As shown in Table 1, no correlation was established in the maximum interfraction setup errors in any direction irrespective of the factors such as the age, educational status, lesion location (left upper lobe, left lower lobe, right upper lobe, right middle lobe, right lower lobe), patients from rural or urban areas, body mass index (BMI), Karnofsky performance status (KPS), and methods of immobilization.

Thus, the setup errors in the ML, CC, and AP directions were less than a specific value, otherwise, CBCT necessitates verification. For example, if the CBCT required verification when the setup error was > 5 mm, then that in the ML, CC, and AP directions satisfying the initial CBCT< 6 mm were 95.3, 89.5, and 91.4%, respectively. The setup error < 6 mm in any direction was potentially 78.6%, while 21.4% was the probability of the necessity of CBCT verification (Fig. 1).

The patients were divided into two groups: BMI < 24 and BMI ≥ 24. The effects of different ways of immobilization on the interfraction setup errors after grouping were compared and the probability of CBCT verification was calculated. In the group with BMI ≥ 24, the setup error in the ML direction immobilized by TMP was 1.4 ± 1.2 mm, which was lower than that of VCS (2.4 ± 2.0 mm) (P < 0.001). The setup errors in the CC and AP directions immobilized by TMP were 2.0 ± 1.9 mm and 2.4 ± 1.4 mm, respectively, which did not differ significantly as compared to those by VCS (2.0 ± 1.9 mm in the CC direction, P = 0.917; 2.6 ± 2.1 mm in the AP direction, P = 0.546; Fig. 2).

In the group with BMI < 24, the interfraction setup error in the CC direction immobilized by VCS was 2.2 ± 2.2 mm, which was significantly lower as compared to the TMP (2.9 ± 2.3 mm; P = 0.001). However, the interfraction setup error in the AP direction immobilized by TPM was 1.8 ± 1.8 mm, which was significantly lower as compared to that by VCS (2.3 ± 2.0 mm; P = 0.006). Furthermore, no significant difference was observed in the ML direction between TMP and VCS (1.8 ± 1.4 mm in the CC direction vs. 2.1 ± 1.8 mm in the AP direction; P = 0.098; Fig. 3).

Furthermore, the acceptable setup errors in each direction did not exceed a specific value, or else, CBCT would require verification. The correlation between acceptable errors and rate in the ML, CC, and AP direction immobilized by VCS or TMP is shown (Fig. 4).
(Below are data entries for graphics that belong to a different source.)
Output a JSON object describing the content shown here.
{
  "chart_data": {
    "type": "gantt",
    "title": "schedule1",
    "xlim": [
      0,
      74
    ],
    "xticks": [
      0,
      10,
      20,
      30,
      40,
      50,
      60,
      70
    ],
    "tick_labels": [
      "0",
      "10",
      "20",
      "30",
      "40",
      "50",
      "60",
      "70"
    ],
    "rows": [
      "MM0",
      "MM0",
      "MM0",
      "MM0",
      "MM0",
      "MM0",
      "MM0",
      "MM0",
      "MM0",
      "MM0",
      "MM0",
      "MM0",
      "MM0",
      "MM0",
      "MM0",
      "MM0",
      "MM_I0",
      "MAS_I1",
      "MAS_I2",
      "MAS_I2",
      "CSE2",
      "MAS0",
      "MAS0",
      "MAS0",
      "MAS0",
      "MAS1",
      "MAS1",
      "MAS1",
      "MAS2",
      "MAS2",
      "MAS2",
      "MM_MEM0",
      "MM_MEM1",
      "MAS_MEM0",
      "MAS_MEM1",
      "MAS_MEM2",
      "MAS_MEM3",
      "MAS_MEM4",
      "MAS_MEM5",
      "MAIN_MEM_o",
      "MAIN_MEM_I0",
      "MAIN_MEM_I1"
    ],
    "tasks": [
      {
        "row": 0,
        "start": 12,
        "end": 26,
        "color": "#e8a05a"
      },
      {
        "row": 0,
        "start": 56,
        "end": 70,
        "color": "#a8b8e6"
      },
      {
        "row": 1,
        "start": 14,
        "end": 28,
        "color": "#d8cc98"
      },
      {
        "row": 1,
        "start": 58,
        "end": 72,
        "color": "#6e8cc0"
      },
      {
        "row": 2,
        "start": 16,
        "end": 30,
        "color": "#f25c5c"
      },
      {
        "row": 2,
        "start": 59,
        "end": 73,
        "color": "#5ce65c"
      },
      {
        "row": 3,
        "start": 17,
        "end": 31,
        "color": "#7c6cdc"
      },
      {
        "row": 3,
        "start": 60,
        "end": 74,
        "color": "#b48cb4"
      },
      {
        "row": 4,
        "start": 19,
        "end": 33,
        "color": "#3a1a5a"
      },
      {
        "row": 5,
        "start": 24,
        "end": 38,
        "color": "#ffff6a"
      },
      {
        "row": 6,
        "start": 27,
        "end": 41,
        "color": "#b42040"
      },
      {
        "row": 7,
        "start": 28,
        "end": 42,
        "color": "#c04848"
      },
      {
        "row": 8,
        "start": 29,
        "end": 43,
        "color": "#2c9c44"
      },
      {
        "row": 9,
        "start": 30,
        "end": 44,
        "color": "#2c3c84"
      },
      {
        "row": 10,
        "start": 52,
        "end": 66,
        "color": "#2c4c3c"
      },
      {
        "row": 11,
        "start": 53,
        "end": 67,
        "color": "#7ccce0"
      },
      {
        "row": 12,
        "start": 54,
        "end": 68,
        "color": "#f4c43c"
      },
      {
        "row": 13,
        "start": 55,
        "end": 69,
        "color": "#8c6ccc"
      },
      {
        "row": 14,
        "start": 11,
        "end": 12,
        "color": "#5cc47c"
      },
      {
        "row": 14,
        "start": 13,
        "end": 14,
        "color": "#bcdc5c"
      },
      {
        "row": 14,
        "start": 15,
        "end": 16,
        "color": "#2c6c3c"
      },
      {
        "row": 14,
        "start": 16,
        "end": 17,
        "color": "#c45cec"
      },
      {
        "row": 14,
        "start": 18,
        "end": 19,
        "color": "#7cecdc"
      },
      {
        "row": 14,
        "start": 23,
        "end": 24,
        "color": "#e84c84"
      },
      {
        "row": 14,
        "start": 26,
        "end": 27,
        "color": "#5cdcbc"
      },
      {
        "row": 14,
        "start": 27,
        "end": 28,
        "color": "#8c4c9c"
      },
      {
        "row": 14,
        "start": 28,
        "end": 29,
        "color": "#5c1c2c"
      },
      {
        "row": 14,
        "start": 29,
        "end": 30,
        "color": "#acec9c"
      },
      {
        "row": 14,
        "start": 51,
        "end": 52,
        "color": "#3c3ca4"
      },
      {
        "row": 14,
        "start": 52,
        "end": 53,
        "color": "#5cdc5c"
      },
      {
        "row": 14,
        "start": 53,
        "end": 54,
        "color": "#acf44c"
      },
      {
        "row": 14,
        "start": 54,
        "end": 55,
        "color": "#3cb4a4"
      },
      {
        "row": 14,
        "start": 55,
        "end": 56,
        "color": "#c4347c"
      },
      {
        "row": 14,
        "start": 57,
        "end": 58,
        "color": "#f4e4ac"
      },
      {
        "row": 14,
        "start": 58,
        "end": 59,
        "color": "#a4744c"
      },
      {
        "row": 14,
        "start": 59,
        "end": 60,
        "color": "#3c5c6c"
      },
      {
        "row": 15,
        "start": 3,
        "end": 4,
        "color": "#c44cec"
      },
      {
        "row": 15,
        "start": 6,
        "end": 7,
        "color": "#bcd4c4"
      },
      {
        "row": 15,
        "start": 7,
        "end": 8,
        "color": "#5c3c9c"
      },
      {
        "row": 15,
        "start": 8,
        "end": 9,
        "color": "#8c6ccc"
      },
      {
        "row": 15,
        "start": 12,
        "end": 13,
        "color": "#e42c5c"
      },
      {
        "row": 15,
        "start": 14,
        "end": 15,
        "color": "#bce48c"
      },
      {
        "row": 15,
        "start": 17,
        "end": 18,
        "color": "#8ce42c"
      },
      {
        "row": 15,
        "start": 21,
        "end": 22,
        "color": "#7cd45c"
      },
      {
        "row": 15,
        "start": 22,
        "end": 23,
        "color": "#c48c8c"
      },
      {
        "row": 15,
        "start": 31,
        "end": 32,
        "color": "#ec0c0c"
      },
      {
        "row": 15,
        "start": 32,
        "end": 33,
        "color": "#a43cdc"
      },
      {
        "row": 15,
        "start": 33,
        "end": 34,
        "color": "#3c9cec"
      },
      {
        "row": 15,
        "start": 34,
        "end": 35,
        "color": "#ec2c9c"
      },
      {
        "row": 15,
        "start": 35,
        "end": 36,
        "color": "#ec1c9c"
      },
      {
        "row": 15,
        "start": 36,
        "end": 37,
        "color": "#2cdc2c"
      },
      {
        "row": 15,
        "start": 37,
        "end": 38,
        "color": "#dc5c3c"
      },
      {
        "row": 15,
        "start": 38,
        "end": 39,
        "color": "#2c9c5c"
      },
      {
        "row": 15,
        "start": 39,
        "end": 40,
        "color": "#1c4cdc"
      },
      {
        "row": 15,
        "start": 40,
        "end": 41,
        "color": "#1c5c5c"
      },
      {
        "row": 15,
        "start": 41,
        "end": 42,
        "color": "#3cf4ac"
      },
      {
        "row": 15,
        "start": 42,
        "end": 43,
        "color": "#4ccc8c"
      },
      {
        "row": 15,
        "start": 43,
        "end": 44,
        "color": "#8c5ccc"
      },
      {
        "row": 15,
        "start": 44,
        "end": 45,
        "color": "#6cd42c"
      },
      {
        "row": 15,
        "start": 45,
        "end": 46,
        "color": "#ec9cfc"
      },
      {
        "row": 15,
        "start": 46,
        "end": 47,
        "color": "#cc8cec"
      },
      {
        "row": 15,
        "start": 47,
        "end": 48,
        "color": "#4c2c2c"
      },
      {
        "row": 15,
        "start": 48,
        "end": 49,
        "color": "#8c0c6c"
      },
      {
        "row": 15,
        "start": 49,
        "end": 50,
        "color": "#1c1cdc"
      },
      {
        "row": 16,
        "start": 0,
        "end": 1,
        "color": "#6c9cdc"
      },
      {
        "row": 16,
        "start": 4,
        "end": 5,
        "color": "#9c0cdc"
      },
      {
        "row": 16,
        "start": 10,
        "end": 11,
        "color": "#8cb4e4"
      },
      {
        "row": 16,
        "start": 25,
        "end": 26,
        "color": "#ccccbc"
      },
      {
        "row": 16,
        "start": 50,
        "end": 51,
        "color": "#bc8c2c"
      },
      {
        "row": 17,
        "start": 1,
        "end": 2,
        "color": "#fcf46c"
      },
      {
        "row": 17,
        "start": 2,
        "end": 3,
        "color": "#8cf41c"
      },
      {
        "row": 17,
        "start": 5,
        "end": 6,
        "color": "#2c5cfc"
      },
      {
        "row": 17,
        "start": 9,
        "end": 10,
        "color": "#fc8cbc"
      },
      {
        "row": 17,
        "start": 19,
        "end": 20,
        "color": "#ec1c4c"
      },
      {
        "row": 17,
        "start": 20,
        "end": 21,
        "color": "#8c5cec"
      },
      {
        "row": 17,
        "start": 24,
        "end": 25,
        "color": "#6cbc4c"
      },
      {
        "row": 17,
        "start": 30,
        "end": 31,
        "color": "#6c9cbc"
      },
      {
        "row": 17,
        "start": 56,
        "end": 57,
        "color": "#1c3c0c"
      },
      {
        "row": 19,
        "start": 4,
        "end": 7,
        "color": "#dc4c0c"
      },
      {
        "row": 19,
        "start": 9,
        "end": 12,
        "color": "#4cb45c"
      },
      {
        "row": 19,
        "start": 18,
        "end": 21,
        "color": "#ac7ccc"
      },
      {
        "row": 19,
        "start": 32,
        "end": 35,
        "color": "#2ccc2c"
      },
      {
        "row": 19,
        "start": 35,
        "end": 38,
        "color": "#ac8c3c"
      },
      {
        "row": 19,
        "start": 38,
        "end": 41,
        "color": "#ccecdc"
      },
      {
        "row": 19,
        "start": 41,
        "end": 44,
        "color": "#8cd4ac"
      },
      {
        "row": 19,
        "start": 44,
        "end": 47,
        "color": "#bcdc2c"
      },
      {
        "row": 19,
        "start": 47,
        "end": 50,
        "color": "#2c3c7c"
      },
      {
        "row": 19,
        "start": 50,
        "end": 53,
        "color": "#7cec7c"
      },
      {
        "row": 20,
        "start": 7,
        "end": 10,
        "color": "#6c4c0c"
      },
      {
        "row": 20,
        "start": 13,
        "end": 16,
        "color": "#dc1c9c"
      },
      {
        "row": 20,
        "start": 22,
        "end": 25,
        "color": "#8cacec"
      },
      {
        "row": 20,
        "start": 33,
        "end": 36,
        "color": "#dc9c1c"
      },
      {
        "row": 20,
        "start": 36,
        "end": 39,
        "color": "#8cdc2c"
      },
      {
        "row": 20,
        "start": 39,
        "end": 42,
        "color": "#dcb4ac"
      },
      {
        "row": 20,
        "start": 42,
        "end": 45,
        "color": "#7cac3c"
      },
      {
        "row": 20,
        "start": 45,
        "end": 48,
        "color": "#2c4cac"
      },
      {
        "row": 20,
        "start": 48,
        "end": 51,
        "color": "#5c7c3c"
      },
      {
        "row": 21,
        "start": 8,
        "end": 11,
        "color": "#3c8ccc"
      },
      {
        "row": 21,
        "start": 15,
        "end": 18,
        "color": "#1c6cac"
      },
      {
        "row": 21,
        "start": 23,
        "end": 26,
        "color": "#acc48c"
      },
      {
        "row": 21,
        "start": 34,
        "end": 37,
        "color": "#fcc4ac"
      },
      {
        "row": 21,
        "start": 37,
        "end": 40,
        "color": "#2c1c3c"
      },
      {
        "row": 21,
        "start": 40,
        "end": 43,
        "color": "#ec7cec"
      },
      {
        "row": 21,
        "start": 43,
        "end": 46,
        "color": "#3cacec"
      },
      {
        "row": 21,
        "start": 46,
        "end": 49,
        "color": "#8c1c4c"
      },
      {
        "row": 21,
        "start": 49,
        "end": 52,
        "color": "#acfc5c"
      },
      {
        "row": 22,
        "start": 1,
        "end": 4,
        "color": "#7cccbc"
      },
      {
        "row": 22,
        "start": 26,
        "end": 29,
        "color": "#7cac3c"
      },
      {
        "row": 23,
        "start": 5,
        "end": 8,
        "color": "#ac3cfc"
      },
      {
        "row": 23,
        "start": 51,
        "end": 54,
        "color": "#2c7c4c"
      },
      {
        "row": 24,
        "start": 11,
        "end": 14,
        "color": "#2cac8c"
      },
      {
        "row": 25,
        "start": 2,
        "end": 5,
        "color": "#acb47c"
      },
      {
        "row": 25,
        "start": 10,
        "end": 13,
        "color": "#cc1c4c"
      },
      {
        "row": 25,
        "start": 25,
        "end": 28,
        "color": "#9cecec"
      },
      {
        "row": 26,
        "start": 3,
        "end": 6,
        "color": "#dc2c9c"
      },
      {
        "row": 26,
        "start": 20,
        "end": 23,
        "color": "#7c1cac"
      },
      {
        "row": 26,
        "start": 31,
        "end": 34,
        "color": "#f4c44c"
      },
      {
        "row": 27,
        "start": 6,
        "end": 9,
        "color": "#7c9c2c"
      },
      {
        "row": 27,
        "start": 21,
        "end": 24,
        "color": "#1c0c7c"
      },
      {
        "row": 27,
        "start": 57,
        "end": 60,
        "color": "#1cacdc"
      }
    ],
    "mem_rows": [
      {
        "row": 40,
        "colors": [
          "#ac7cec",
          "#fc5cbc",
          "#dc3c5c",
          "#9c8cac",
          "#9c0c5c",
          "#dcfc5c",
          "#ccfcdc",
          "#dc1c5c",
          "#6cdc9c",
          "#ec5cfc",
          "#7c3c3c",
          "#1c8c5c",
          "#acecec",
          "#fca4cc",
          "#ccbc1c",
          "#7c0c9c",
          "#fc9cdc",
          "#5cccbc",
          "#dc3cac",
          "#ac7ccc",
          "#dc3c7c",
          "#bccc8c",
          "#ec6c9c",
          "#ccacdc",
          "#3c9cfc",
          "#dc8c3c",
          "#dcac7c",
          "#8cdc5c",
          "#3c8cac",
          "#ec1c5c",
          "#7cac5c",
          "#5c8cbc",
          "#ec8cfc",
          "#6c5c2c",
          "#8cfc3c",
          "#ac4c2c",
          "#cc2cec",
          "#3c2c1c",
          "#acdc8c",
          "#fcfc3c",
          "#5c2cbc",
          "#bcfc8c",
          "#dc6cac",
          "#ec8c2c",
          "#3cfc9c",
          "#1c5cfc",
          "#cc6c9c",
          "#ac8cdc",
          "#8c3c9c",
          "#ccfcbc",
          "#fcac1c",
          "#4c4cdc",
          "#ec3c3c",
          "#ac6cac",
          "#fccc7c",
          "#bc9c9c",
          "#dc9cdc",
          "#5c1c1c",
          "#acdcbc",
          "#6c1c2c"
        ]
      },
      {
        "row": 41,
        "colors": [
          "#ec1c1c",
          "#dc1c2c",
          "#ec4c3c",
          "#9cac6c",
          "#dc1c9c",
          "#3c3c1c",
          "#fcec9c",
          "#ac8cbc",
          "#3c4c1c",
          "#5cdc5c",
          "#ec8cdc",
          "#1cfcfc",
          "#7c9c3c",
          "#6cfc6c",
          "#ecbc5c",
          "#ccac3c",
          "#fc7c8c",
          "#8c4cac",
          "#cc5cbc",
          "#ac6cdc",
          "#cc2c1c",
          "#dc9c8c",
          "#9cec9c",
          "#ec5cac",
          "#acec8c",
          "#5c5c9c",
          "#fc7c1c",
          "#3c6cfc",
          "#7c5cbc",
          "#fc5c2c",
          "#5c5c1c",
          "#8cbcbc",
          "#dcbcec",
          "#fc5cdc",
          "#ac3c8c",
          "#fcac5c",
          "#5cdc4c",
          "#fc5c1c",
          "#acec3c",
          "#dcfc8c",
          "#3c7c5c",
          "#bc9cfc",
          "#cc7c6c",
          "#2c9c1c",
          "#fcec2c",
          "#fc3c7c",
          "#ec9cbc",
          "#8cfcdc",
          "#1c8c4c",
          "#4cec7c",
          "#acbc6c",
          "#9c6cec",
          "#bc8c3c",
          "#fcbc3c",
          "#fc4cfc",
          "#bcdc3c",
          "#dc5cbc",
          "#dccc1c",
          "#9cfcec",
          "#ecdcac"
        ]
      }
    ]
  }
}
A total of 126 CBCT scans from 29 patients before and after radiotherapy were collected. The relative displacements before and after the treatment were 0.9 ± 1.0 mm in the ML direction, 1.1 ± 1.5 mm in the CC direction, and 1.2 ± 1.2 mm in the AP direction. The required expansions of PTV are listed (Table 2) according to different recipes. A total of 22 patients in the cohort used TMP, and the displacements during the treatment were 0.9 ± 1.0 mm in the ML direction, 1.1 ± 1.3 mm in the CC direction, and 1.2 ± 1.2 mm in the AP direction. On the other hand, 7 patients used VCS, and displacements were 1.3 ± 1.3 mm in the ML direction, 1.6 ± 2.2 mm in the CC direction, and 1.6 ± 1.3 mm in the AP direction. However, no significant difference was noted in all relative displacements of patients when different ways of immobilization were employed during the treatment (all P > 0.05).